Saat itu, Moody’s menyatakan profil kredit Israel dalam kondisi rawan akibat konflik militer pada masa sebelumnya, ditambah konflik militer terkini yang bisa saja berlangsung dalam waktu lama serta bakal menimbulkan dampak pada peringkat kredit.

Moody’s menambahkan keputusan pada Jumat, juga merujuk pada proyeksi defisit anggaran Israel sebagai imbas meningkatnya belanja militer mereka. Proyeksinya, belanja pertahanan Israel hingga akhir 2024 dua kali lipat dibandingkan 2022. 
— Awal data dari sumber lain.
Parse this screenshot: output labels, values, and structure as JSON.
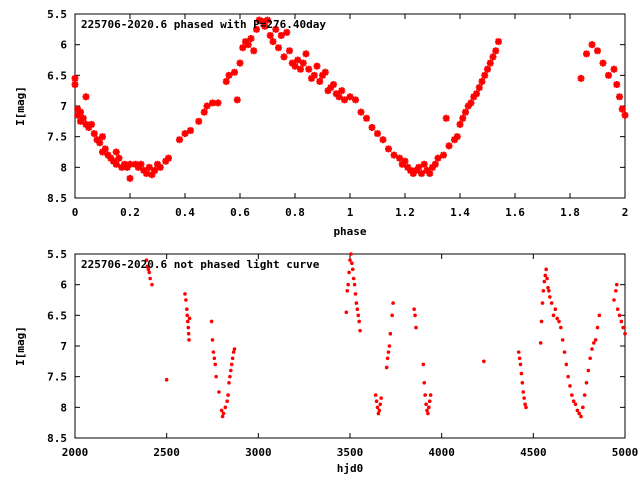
{
  "chart_data": [
    {
      "type": "scatter",
      "title": "225706-2020.6 phased with P=276.40day",
      "xlabel": "phase",
      "ylabel": "I[mag]",
      "xlim": [
        0,
        2
      ],
      "ylim": [
        8.5,
        5.5
      ],
      "y_inverted": true,
      "xticks": [
        "0",
        "0.2",
        "0.4",
        "0.6",
        "0.8",
        "1",
        "1.2",
        "1.4",
        "1.6",
        "1.8",
        "2"
      ],
      "xtick_values": [
        0,
        0.2,
        0.4,
        0.6,
        0.8,
        1.0,
        1.2,
        1.4,
        1.6,
        1.8,
        2.0
      ],
      "yticks": [
        "5.5",
        "6",
        "6.5",
        "7",
        "7.5",
        "8",
        "8.5"
      ],
      "ytick_values": [
        5.5,
        6,
        6.5,
        7,
        7.5,
        8,
        8.5
      ],
      "marker": "star",
      "color": "#ff0000",
      "points": [
        [
          0.0,
          6.55
        ],
        [
          0.0,
          6.65
        ],
        [
          0.01,
          7.05
        ],
        [
          0.01,
          7.15
        ],
        [
          0.02,
          7.1
        ],
        [
          0.02,
          7.25
        ],
        [
          0.03,
          7.2
        ],
        [
          0.04,
          7.3
        ],
        [
          0.04,
          6.85
        ],
        [
          0.05,
          7.35
        ],
        [
          0.06,
          7.3
        ],
        [
          0.07,
          7.45
        ],
        [
          0.08,
          7.55
        ],
        [
          0.09,
          7.6
        ],
        [
          0.1,
          7.5
        ],
        [
          0.1,
          7.75
        ],
        [
          0.11,
          7.7
        ],
        [
          0.12,
          7.8
        ],
        [
          0.13,
          7.85
        ],
        [
          0.14,
          7.9
        ],
        [
          0.15,
          7.75
        ],
        [
          0.15,
          7.95
        ],
        [
          0.16,
          7.85
        ],
        [
          0.17,
          8.0
        ],
        [
          0.18,
          7.95
        ],
        [
          0.19,
          8.0
        ],
        [
          0.2,
          7.95
        ],
        [
          0.2,
          8.18
        ],
        [
          0.22,
          7.95
        ],
        [
          0.23,
          8.0
        ],
        [
          0.24,
          7.95
        ],
        [
          0.25,
          8.05
        ],
        [
          0.26,
          8.1
        ],
        [
          0.27,
          8.0
        ],
        [
          0.28,
          8.12
        ],
        [
          0.29,
          8.05
        ],
        [
          0.3,
          7.95
        ],
        [
          0.31,
          8.0
        ],
        [
          0.33,
          7.9
        ],
        [
          0.34,
          7.85
        ],
        [
          0.38,
          7.55
        ],
        [
          0.4,
          7.45
        ],
        [
          0.42,
          7.4
        ],
        [
          0.45,
          7.25
        ],
        [
          0.47,
          7.1
        ],
        [
          0.48,
          7.0
        ],
        [
          0.5,
          6.95
        ],
        [
          0.52,
          6.95
        ],
        [
          0.55,
          6.6
        ],
        [
          0.56,
          6.5
        ],
        [
          0.58,
          6.45
        ],
        [
          0.59,
          6.9
        ],
        [
          0.6,
          6.3
        ],
        [
          0.61,
          6.05
        ],
        [
          0.62,
          5.95
        ],
        [
          0.63,
          6.0
        ],
        [
          0.64,
          5.9
        ],
        [
          0.65,
          6.1
        ],
        [
          0.66,
          5.75
        ],
        [
          0.67,
          5.6
        ],
        [
          0.68,
          5.62
        ],
        [
          0.69,
          5.7
        ],
        [
          0.7,
          5.6
        ],
        [
          0.71,
          5.85
        ],
        [
          0.72,
          5.95
        ],
        [
          0.73,
          5.75
        ],
        [
          0.74,
          6.05
        ],
        [
          0.75,
          5.85
        ],
        [
          0.76,
          6.2
        ],
        [
          0.77,
          5.8
        ],
        [
          0.78,
          6.1
        ],
        [
          0.79,
          6.3
        ],
        [
          0.8,
          6.35
        ],
        [
          0.81,
          6.25
        ],
        [
          0.82,
          6.4
        ],
        [
          0.83,
          6.3
        ],
        [
          0.84,
          6.15
        ],
        [
          0.85,
          6.4
        ],
        [
          0.86,
          6.55
        ],
        [
          0.87,
          6.5
        ],
        [
          0.88,
          6.35
        ],
        [
          0.89,
          6.6
        ],
        [
          0.9,
          6.5
        ],
        [
          0.91,
          6.45
        ],
        [
          0.92,
          6.75
        ],
        [
          0.93,
          6.7
        ],
        [
          0.94,
          6.65
        ],
        [
          0.95,
          6.8
        ],
        [
          0.96,
          6.85
        ],
        [
          0.97,
          6.75
        ],
        [
          0.98,
          6.9
        ],
        [
          1.0,
          6.85
        ],
        [
          1.02,
          6.9
        ],
        [
          1.04,
          7.1
        ],
        [
          1.06,
          7.2
        ],
        [
          1.08,
          7.35
        ],
        [
          1.1,
          7.45
        ],
        [
          1.12,
          7.55
        ],
        [
          1.14,
          7.7
        ],
        [
          1.16,
          7.8
        ],
        [
          1.18,
          7.85
        ],
        [
          1.19,
          7.95
        ],
        [
          1.2,
          7.9
        ],
        [
          1.21,
          8.0
        ],
        [
          1.22,
          8.05
        ],
        [
          1.23,
          8.1
        ],
        [
          1.24,
          8.05
        ],
        [
          1.25,
          8.0
        ],
        [
          1.26,
          8.1
        ],
        [
          1.27,
          7.95
        ],
        [
          1.28,
          8.05
        ],
        [
          1.29,
          8.1
        ],
        [
          1.3,
          8.0
        ],
        [
          1.31,
          7.95
        ],
        [
          1.32,
          7.85
        ],
        [
          1.34,
          7.8
        ],
        [
          1.35,
          7.2
        ],
        [
          1.36,
          7.65
        ],
        [
          1.38,
          7.55
        ],
        [
          1.39,
          7.5
        ],
        [
          1.4,
          7.3
        ],
        [
          1.41,
          7.2
        ],
        [
          1.42,
          7.1
        ],
        [
          1.43,
          7.0
        ],
        [
          1.44,
          6.95
        ],
        [
          1.45,
          6.85
        ],
        [
          1.46,
          6.8
        ],
        [
          1.47,
          6.7
        ],
        [
          1.48,
          6.6
        ],
        [
          1.49,
          6.5
        ],
        [
          1.5,
          6.4
        ],
        [
          1.51,
          6.3
        ],
        [
          1.52,
          6.2
        ],
        [
          1.53,
          6.1
        ],
        [
          1.54,
          5.95
        ],
        [
          1.84,
          6.55
        ],
        [
          1.86,
          6.15
        ],
        [
          1.88,
          6.0
        ],
        [
          1.9,
          6.1
        ],
        [
          1.92,
          6.3
        ],
        [
          1.94,
          6.5
        ],
        [
          1.96,
          6.4
        ],
        [
          1.97,
          6.65
        ],
        [
          1.98,
          6.85
        ],
        [
          1.99,
          7.05
        ],
        [
          2.0,
          7.15
        ]
      ]
    },
    {
      "type": "scatter",
      "title": "225706-2020.6 not phased light curve",
      "xlabel": "hjd0",
      "ylabel": "I[mag]",
      "xlim": [
        2000,
        5000
      ],
      "ylim": [
        8.5,
        5.5
      ],
      "y_inverted": true,
      "xticks": [
        "2000",
        "2500",
        "3000",
        "3500",
        "4000",
        "4500",
        "5000"
      ],
      "xtick_values": [
        2000,
        2500,
        3000,
        3500,
        4000,
        4500,
        5000
      ],
      "yticks": [
        "5.5",
        "6",
        "6.5",
        "7",
        "7.5",
        "8",
        "8.5"
      ],
      "ytick_values": [
        5.5,
        6,
        6.5,
        7,
        7.5,
        8,
        8.5
      ],
      "marker": "dot",
      "color": "#ff0000",
      "points": [
        [
          2390,
          5.6
        ],
        [
          2395,
          5.7
        ],
        [
          2400,
          5.75
        ],
        [
          2405,
          5.8
        ],
        [
          2410,
          5.9
        ],
        [
          2420,
          6.0
        ],
        [
          2500,
          7.55
        ],
        [
          2600,
          6.15
        ],
        [
          2605,
          6.25
        ],
        [
          2610,
          6.4
        ],
        [
          2612,
          6.5
        ],
        [
          2615,
          6.6
        ],
        [
          2618,
          6.7
        ],
        [
          2620,
          6.8
        ],
        [
          2622,
          6.9
        ],
        [
          2625,
          6.55
        ],
        [
          2745,
          6.6
        ],
        [
          2750,
          6.9
        ],
        [
          2755,
          7.1
        ],
        [
          2760,
          7.2
        ],
        [
          2765,
          7.3
        ],
        [
          2770,
          7.5
        ],
        [
          2785,
          7.75
        ],
        [
          2800,
          8.05
        ],
        [
          2805,
          8.15
        ],
        [
          2810,
          8.1
        ],
        [
          2820,
          8.0
        ],
        [
          2830,
          7.9
        ],
        [
          2835,
          7.8
        ],
        [
          2840,
          7.6
        ],
        [
          2845,
          7.5
        ],
        [
          2850,
          7.4
        ],
        [
          2855,
          7.3
        ],
        [
          2860,
          7.2
        ],
        [
          2865,
          7.1
        ],
        [
          2870,
          7.05
        ],
        [
          3480,
          6.45
        ],
        [
          3485,
          6.1
        ],
        [
          3490,
          6.0
        ],
        [
          3495,
          5.8
        ],
        [
          3500,
          5.6
        ],
        [
          3505,
          5.5
        ],
        [
          3510,
          5.65
        ],
        [
          3515,
          5.75
        ],
        [
          3520,
          5.9
        ],
        [
          3525,
          6.0
        ],
        [
          3530,
          6.15
        ],
        [
          3535,
          6.3
        ],
        [
          3540,
          6.4
        ],
        [
          3545,
          6.5
        ],
        [
          3550,
          6.6
        ],
        [
          3555,
          6.75
        ],
        [
          3640,
          7.8
        ],
        [
          3645,
          7.9
        ],
        [
          3650,
          8.0
        ],
        [
          3655,
          8.1
        ],
        [
          3660,
          8.05
        ],
        [
          3665,
          7.95
        ],
        [
          3670,
          7.85
        ],
        [
          3700,
          7.35
        ],
        [
          3705,
          7.2
        ],
        [
          3710,
          7.1
        ],
        [
          3715,
          7.0
        ],
        [
          3720,
          6.8
        ],
        [
          3730,
          6.5
        ],
        [
          3735,
          6.3
        ],
        [
          3850,
          6.4
        ],
        [
          3855,
          6.5
        ],
        [
          3860,
          6.7
        ],
        [
          3900,
          7.3
        ],
        [
          3905,
          7.6
        ],
        [
          3910,
          7.8
        ],
        [
          3915,
          7.95
        ],
        [
          3920,
          8.05
        ],
        [
          3925,
          8.1
        ],
        [
          3930,
          8.0
        ],
        [
          3935,
          7.9
        ],
        [
          3940,
          7.8
        ],
        [
          4230,
          7.25
        ],
        [
          4420,
          7.1
        ],
        [
          4425,
          7.2
        ],
        [
          4430,
          7.3
        ],
        [
          4435,
          7.45
        ],
        [
          4440,
          7.6
        ],
        [
          4445,
          7.75
        ],
        [
          4450,
          7.85
        ],
        [
          4455,
          7.95
        ],
        [
          4460,
          8.0
        ],
        [
          4540,
          6.95
        ],
        [
          4545,
          6.6
        ],
        [
          4550,
          6.3
        ],
        [
          4555,
          6.1
        ],
        [
          4560,
          5.95
        ],
        [
          4565,
          5.85
        ],
        [
          4570,
          5.75
        ],
        [
          4575,
          5.9
        ],
        [
          4580,
          6.05
        ],
        [
          4585,
          6.1
        ],
        [
          4590,
          6.2
        ],
        [
          4600,
          6.3
        ],
        [
          4610,
          6.5
        ],
        [
          4620,
          6.4
        ],
        [
          4630,
          6.55
        ],
        [
          4640,
          6.6
        ],
        [
          4650,
          6.7
        ],
        [
          4660,
          6.9
        ],
        [
          4670,
          7.1
        ],
        [
          4680,
          7.3
        ],
        [
          4690,
          7.5
        ],
        [
          4700,
          7.65
        ],
        [
          4710,
          7.8
        ],
        [
          4720,
          7.9
        ],
        [
          4730,
          7.95
        ],
        [
          4740,
          8.05
        ],
        [
          4750,
          8.1
        ],
        [
          4760,
          8.15
        ],
        [
          4770,
          8.0
        ],
        [
          4780,
          7.8
        ],
        [
          4790,
          7.6
        ],
        [
          4800,
          7.4
        ],
        [
          4810,
          7.2
        ],
        [
          4820,
          7.05
        ],
        [
          4830,
          6.95
        ],
        [
          4840,
          6.9
        ],
        [
          4850,
          6.7
        ],
        [
          4860,
          6.5
        ],
        [
          4940,
          6.25
        ],
        [
          4950,
          6.1
        ],
        [
          4955,
          6.0
        ],
        [
          4960,
          6.4
        ],
        [
          4970,
          6.5
        ],
        [
          4980,
          6.6
        ],
        [
          4990,
          6.7
        ],
        [
          5000,
          6.8
        ]
      ]
    }
  ]
}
Bahkan Moody’s memperkirakan dalam beberapa tahun mendatang belanja pertahanan ini kian melonjak jumlahnya. Memang saat ini proses negosiasi sedang berlangsung mengenai pembebasan sandera oleh Hamas, gencatan senjata, serta bantuan kemanusiaan ke Gaza. 

‘’Namun, belum ada kejelasan mengenai potensi keberhasilan negosiasinya, kerangka waktunya, dan seberapa lama kesepakatan itu bisa bertahan,’’ungkap Moody’s. Mereka juga mengingatkan mengenai risiko besar akibat meluasnya konflik saat ini. 

Termasuk keterlibatan lebih dalam Hizbullah di Lebanon dalam konflik ini. ‘’Konflik dengan Hizbullah akan melahirkan risiko lebih besar bagi teritori Israel,’’ jelas Moody’s. 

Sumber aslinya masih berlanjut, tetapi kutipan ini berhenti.